On 18 September 2013 11:05, Zhang Haijun <b42...@freescale.com> wrote:
>
> 于 2013/9/18 16:10, Ulf Hansson 写道:
>
>> On 18 September 2013 05:52, Zhang Haijun <b42...@freescale.com> wrote:
>>>
>>> 于 2013/9/17 21:21, Ulf Hansson 写道:
>>>
>>>> Hi Haijun,
>>>>
>>>> On 17 September 2013 11:03, Haijun Zhang <haijun.zh...@freescale.com>
>>>> wrote:
>>>>>
>>>>> When card is in cpu polling mode to detect card present. Card detecting
>>>>> task will be scheduled about once every second. When card is busy in
>>>>> large
>>>>> file transfer, detecting task will be hang and call trace will be
>>>>> prompt.
>>>>> When handling the request, CMD13 is always followed by every command
>>>>> when
>>>>> it was complete. So assume that card is present to avoid this duplicate
>>>>> detecting. Only polling card when card is free to reduce conflict with
>>>>> data transfer.
>>>>>
>>>>> <7>mmc0: req done (CMD13): 0: 00000e00 00000000 00000000 00000000
>>>>> INFO: task kworker/u:1:12 blocked for more than 120 seconds.
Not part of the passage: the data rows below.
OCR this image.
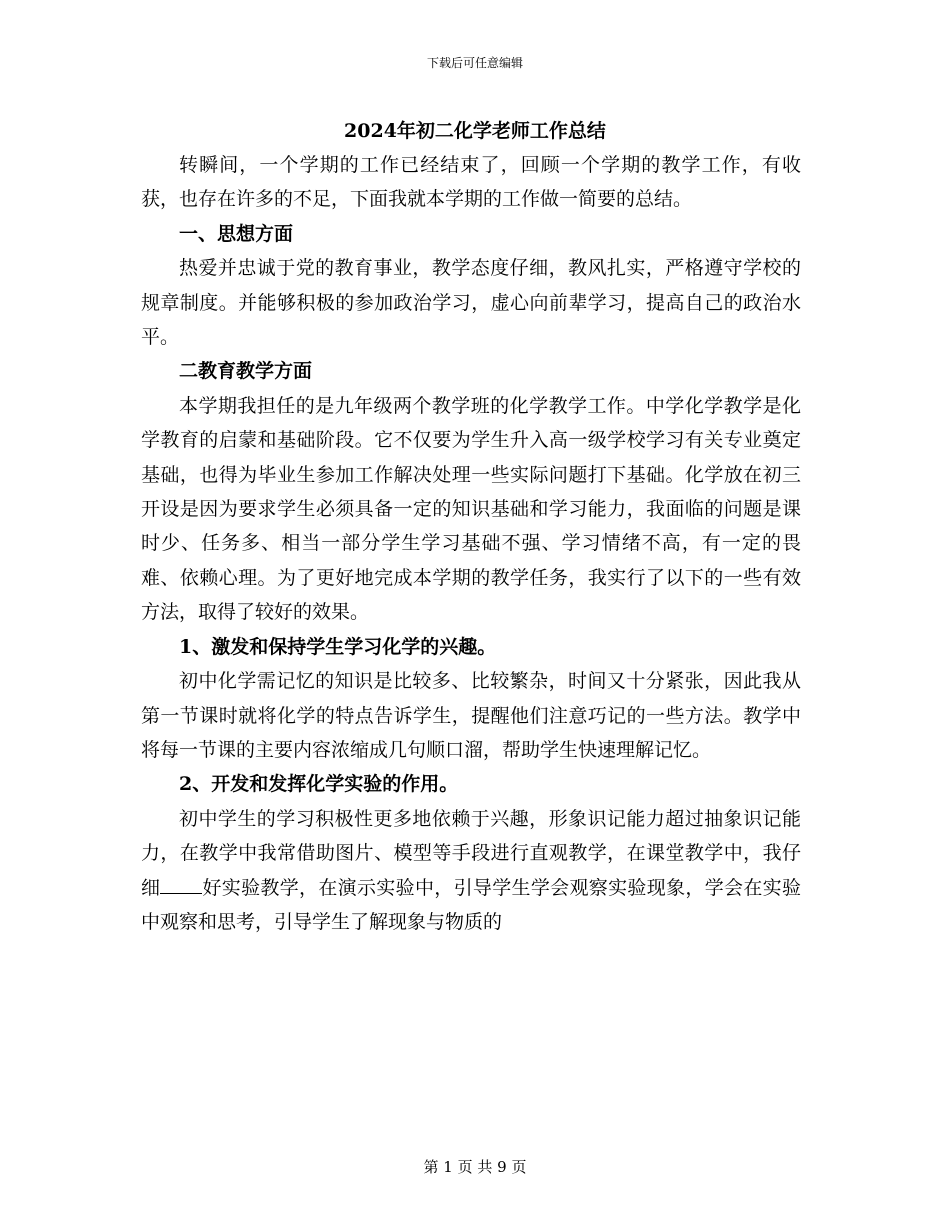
下载后可任意编辑
2024年初二化学老师工作总结

转瞬间，一个学期的工作已经结束了，回顾一个学期的教学工作，有收获，也存在许多的不足，下面我就本学期的工作做一简要的总结。

一、思想方面

热爱并忠诚于党的教育事业，教学态度仔细，教风扎实，严格遵守学校的规章制度。并能够积极的参加政治学习，虚心向前辈学习，提高自己的政治水平。

二教育教学方面

本学期我担任的是九年级两个教学班的化学教学工作。中学化学教学是化学教育的启蒙和基础阶段。它不仅要为学生升入高一级学校学习有关专业奠定基础，也得为毕业生参加工作解决处理一些实际问题打下基础。化学放在初三开设是因为要求学生必须具备一定的知识基础和学习能力，我面临的问题是课时少、任务多、相当一部分学生学习基础不强、学习情绪不高，有一定的畏难、依赖心理。为了更好地完成本学期的教学任务，我实行了以下的一些有效方法，取得了较好的效果。

1、激发和保持学生学习化学的兴趣。

初中化学需记忆的知识是比较多、比较繁杂，时间又十分紧张，因此我从第一节课时就将化学的特点告诉学生，提醒他们注意巧记的一些方法。教学中将每一节课的主要内容浓缩成几句顺口溜，帮助学生快速理解记忆。

2、开发和发挥化学实验的作用。

初中学生的学习积极性更多地依赖于兴趣，形象识记能力超过抽象识记能力，在教学中我常借助图片、模型等手段进行直观教学，在课堂教学中，我仔细 好实验教学，在演示实验中，引导学生学会观察实验现象，学会在实验中观察和思考，引导学生了解现象与物质的

第 1 页 共 9 页
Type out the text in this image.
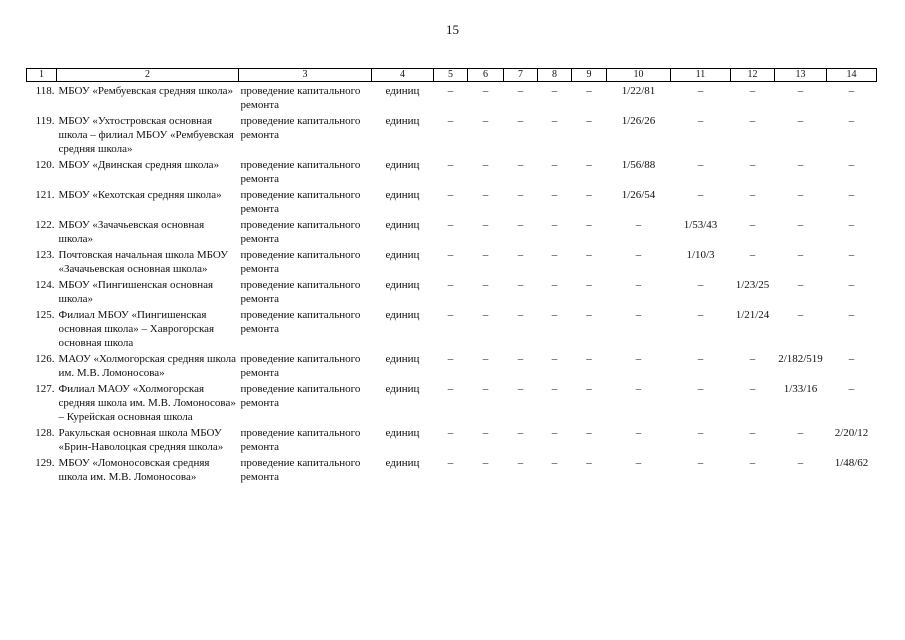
15
1	2	3	4	5	6	7	8	9	10	11	12	13	14
118.	МБОУ «Рембуевская средняя школа»	проведение капитального ремонта	единиц	–	–	–	–	–	1/22/81	–	–	–	–
119.	МБОУ «Ухтостровская основная школа – филиал МБОУ «Рембуевская средняя школа»	проведение капитального ремонта	единиц	–	–	–	–	–	1/26/26	–	–	–	–
120.	МБОУ «Двинская средняя школа»	проведение капитального ремонта	единиц	–	–	–	–	–	1/56/88	–	–	–	–
121.	МБОУ «Кехотская средняя школа»	проведение капитального ремонта	единиц	–	–	–	–	–	1/26/54	–	–	–	–
122.	МБОУ «Зачачьевская основная школа»	проведение капитального ремонта	единиц	–	–	–	–	–	–	1/53/43	–	–	–
123.	Почтовская начальная школа МБОУ «Зачачьевская основная школа»	проведение капитального ремонта	единиц	–	–	–	–	–	–	1/10/3	–	–	–
124.	МБОУ «Пингишенская основная школа»	проведение капитального ремонта	единиц	–	–	–	–	–	–	–	1/23/25	–	–
125.	Филиал МБОУ «Пингишенская основная школа» – Хаврогорская основная школа	проведение капитального ремонта	единиц	–	–	–	–	–	–	–	1/21/24	–	–
126.	МАОУ «Холмогорская средняя школа им. М.В. Ломоносова»	проведение капитального ремонта	единиц	–	–	–	–	–	–	–	–	2/182/519	–
127.	Филиал МАОУ «Холмогорская средняя школа им. М.В. Ломоносова» – Курейская основная школа	проведение капитального ремонта	единиц	–	–	–	–	–	–	–	–	1/33/16	–
128.	Ракульская основная школа МБОУ «Брин-Наволоцкая средняя школа»	проведение капитального ремонта	единиц	–	–	–	–	–	–	–	–	–	2/20/12
129.	МБОУ «Ломоносовская средняя школа им. М.В. Ломоносова»	проведение капитального ремонта	единиц	–	–	–	–	–	–	–	–	–	1/48/62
>>>>> "echo 0 > /proc/sys/kernel/hung_task_timeout_secs" disables this
>>>>> message.
>>>>> kworker/u:1     D 00000000     0    12      2 0x00000000
>>>>> Call Trace:
>>>>> [ee06dd50] [44042028] 0x44042028
>>>>> (unreliable)
>>>>> [ee06de10] [c0007a0c] __switch_to+0xa0/0xf0
>>>>> [ee06de30] [c04dd50c] __schedule+0x1f8/0x4a4
>>>>>
>>>>> [ee06dea0] [c04dd898] schedule+0x30/0xbc
>>>>>
>>>>> [ee06deb0] [c03816a4] __mmc_claim_host+0x98/0x19c
>>>>>
>>>>> [ee06df00] [c0385f88] mmc_sd_detect+0x38/0xc0
>>>>>
>>>>> [ee06df10] [c0382b0c] mmc_rescan+0x294/0x2e0
>>>>> [ee06df40] [c00661cc] process_one_work+0x140/0x3e0
>>>>>
>>>>> [ee06df70] [c0066bf8] worker_thread+0x18c/0x36c
>>>>> [ee06dfb0] [c006bf10] kthread+0x7c/0x80
>>>>>
>>>>> [ee06dff0] [c000de58] kernel_thread+0x4c/0x68
>>>>> <7>sdhci [sdhci_irq()]: *** mmc0 got interrupt: 0x00000001
>>>>>
>>>>> Signed-off-by: Haijun Zhang <haijun.zh...@freescale.com>
>>>>> ---
>>>>> changes for V2:
>>>>>           - Add card detecting once the last request is done.
>>>>>
>>>>>    drivers/mmc/card/block.c | 28 ++++++++++++++++++++++++++--
>>>>>    drivers/mmc/core/core.c  |  5 +++++
>>>>>    drivers/mmc/core/mmc.c   |  3 ++-
>>>>>    drivers/mmc/core/sd.c    |  3 ++-
>>>>>    drivers/mmc/core/sdio.c  |  3 ++-
>>>>>    5 files changed, 37 insertions(+), 5 deletions(-)
>>>>>
>>>>> diff --git a/drivers/mmc/card/block.c b/drivers/mmc/card/block.c
>>>>> index 1a3163f..f280320 100644
>>>>> --- a/drivers/mmc/card/block.c
>>>>> +++ b/drivers/mmc/card/block.c
>>>>> @@ -1960,9 +1960,20 @@ static int mmc_blk_issue_rq(struct mmc_queue
>>>>> *mq,
>>>>> struct request *req)
>>>>>           struct mmc_host *host = card->host;
>>>>>           unsigned long flags;
>>>>>
>>>>> -       if (req && !mq->mqrq_prev->req)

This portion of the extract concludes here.